Deal with ice dams now to prevent costly headaches later
Not catching ice dam buildups on a roof can lead to extensive damage if not taken care of quickly.
BRAINERD — A wet, heavy snow to start this winter season brought costly to remove ice dams for some homeowners.
An ice dam is a ridge of ice that forms at the edge of a roof and prevents melting snow and water from draining, according to the University of Minnesota Extension office. The water that backs up behind the dam can leak into a home and cause damage to walls, ceilings, insulation and other areas.
For locals and seasonal residents alike, not catching ice dam buildups on a roof can lead to extensive damage if not taken care of quickly.
“The reason we're seeing issues this year is that that first snowfall we had was such a wet, heavy snowfall,” said Cory Jay, owner of Advantage Seamless Gutters in Brainerd. “It caused a lot of moisture to be underneath the snow right away. And then we've had several days that got up around that 30-34 degrees, and it started to thaw a little bit, saturating all the snow that is left on the roof.”
The Minnesota Commerce Department website states that due to inadequate air sealing, heat from the home's interior gets into the attic and melts the underside of the snow on the roof. The melted snow water flows down the roof surface until reaching a cold spot, such as the eaves or soffit, where it forms a frozen dam. Especially with a snow-covered roof in subfreezing temperatures, more ice can build up.
The ice buildup can back up under the shingles, damaging them and allowing water to leak to the ceilings and walls below.
When driving around Brainerd, Jay said he sees ice dams on a lot of the older homes. But having a newer home does not preclude someone from having an ice dam form.
“I've got a brand new house and I've never had any ice dams before but this year, it started to build a little bit,” Jay said.
Depending on the roof and weather conditions, Jay said his company is able to clear ice from about 15 feet of roofline per hour with a steamer at a cost of around $800.
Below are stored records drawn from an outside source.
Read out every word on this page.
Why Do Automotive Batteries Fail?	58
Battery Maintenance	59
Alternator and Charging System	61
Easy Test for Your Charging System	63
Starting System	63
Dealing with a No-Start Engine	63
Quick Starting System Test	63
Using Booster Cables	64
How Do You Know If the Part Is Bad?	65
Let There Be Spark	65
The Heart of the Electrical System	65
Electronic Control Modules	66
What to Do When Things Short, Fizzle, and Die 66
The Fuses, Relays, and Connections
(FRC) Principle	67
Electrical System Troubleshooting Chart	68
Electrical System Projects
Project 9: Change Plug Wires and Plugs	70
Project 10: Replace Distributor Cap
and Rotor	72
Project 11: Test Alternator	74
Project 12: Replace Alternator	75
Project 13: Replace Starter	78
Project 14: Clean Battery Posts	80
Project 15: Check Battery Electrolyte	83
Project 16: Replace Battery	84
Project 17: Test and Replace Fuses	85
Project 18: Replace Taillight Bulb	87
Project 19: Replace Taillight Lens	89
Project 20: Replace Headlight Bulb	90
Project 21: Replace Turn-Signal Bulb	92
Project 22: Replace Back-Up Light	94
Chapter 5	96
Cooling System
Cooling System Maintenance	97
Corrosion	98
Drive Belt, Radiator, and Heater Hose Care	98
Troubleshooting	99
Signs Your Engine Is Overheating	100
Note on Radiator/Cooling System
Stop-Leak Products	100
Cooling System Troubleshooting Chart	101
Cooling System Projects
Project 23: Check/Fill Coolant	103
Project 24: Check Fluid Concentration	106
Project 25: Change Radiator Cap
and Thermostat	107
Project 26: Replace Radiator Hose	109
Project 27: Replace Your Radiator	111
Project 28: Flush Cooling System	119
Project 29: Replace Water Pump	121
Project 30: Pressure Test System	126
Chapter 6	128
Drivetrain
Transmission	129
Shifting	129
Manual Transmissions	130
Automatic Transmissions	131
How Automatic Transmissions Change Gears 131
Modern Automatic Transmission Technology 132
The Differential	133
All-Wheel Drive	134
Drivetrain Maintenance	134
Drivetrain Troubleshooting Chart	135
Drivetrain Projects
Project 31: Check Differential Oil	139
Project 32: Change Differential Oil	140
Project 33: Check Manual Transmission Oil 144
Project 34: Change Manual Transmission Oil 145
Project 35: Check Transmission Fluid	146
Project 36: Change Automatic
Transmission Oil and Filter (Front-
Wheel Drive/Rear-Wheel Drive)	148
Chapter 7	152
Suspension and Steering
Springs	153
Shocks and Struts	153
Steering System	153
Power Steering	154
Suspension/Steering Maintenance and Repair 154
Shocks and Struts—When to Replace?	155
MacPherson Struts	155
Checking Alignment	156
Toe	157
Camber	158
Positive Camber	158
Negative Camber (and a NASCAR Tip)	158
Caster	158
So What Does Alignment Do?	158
“It's painful to spend it on the front end, it's way better than if it causes the damage on the back end,” Jay said.
Brainerd State Farm Insurance agent Jake Brandt agreed with Jay’s assessment of preventative maintenance being cheaper than a repair. Brandt said a lot of times people don't realize there is a problem until there is water leaking into the home. At that point, the damage has been done.
“Ice dams are one of those things where it depends on the snow we're getting,” Brandt said. “It depends on if it's heavy, wet snow. The problem is the snow we got early on was really wet, heavy snow that stayed on roofs and was hard to move.”
Though it is a covered claim with his insurance agency and the work may not be fun, preventing the damage could save people thousands of dollars, Brandt said.
Brainerd Ace Hardware assistant manager Pam Vogt said it is another year of winter roof maintenance products flying off the shelves.
“We've actually sold quite a bit and they haven't been able to keep it in stock at the warehouse,” Vogt said.
Vogt said they are working hard to keep shelves stocked with roof rakes and roof melt as customers look to prevent damage to their homes. Roof melt is calcium chloride pellets thrown on a roof to help prevent the formation of ice dams.
Though all three recommend their customers stay off a snowy roof, they also recommend being proactive and taking care of the ice on a roof before it becomes a bigger problem that will cost a lot to repair later on.
According to the University of Minnesota Extension, short-term fixes include removing snow from the roof or, in an emergency situation, making channels through the ice dam to allow water to drain off the roof instead of into the house. Long-term solutions include making sure ceilings are air tight so no warm air can flow into attics and adding insulation to cut down on heat loss.